The arrangement, location, and sizes of wires are problems of delicate adjustment in order to obviate danger from fire, to prevent loss of power, and to obtain a perfectly satisfactory service at all points under the maximum load, and yet keep the amount of material down so as not to involve unnecessary expense.

Expensive instruments are necessary for the testing of the system when complete, and a considerable experience is needed even for stating in a specification what tests are to be applied in each specific case. Therefore it is not deemed best to discuss the matter further here, except to state that, for work such as that under consideration, the services of an engineer in the employ of the Electric Light Company which is to furnish the energy can generally be obtained to lay out the system and test the completed work.

In studying the following outline specification, it is suggested that many trade papers and the general magazines advertise appliances used in building; and a [postal-card request to the advertisers will bring very useful information about the product advertised. In these lines, are cement, concrete work, stone, brick, paints, varnishes, plastering material, plumbing goods, and heating goods.
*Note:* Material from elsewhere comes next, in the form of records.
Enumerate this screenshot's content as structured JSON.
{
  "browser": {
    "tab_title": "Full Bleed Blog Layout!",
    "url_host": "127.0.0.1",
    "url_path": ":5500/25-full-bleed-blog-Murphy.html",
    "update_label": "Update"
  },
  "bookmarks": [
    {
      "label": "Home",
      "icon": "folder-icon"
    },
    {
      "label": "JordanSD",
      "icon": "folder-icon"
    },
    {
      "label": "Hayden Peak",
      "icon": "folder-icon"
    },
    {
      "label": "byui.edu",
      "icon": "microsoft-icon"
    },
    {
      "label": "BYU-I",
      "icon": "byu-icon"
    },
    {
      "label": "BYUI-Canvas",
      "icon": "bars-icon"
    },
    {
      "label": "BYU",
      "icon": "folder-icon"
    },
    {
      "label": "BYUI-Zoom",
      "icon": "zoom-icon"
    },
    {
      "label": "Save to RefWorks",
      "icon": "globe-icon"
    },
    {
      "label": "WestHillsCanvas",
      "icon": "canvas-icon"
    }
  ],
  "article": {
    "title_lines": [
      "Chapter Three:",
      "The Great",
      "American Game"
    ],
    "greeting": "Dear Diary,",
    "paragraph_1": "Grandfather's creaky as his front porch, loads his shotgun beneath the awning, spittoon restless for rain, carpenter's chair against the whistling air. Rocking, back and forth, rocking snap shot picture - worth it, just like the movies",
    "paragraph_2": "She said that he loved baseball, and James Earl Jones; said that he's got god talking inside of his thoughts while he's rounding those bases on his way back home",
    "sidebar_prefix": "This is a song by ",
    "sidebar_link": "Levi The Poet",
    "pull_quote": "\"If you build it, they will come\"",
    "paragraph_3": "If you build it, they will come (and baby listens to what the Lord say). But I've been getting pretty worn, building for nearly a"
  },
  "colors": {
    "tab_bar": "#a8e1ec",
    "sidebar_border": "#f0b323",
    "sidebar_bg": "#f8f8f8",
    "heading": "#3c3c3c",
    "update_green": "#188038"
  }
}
Catalogues of the two last are particularly to be obtained. If the influence of any such literature is such that the student finds himself impressed with the fact that the material or system under consideration is the best of anything in that line, then special attention should be given to the literature of other materials or systems which are used for the same purpose, until he finds some which he is satisfied are equal to it in every particular. The man who has only one material he can use, or one way of accomplishing a certain object, is sure to be either deficient in information or unduly influenced, for there is no one material, or one way of doing anything, that is "best" in all respects.

The student should also have a copy of some of the many handbooks of general information relative to materials. Of these, probably "Trautwine" will be found the most useful; for, while it is not so popular as some, it is a high authority, and in it will be found notes on every variety of material and construction.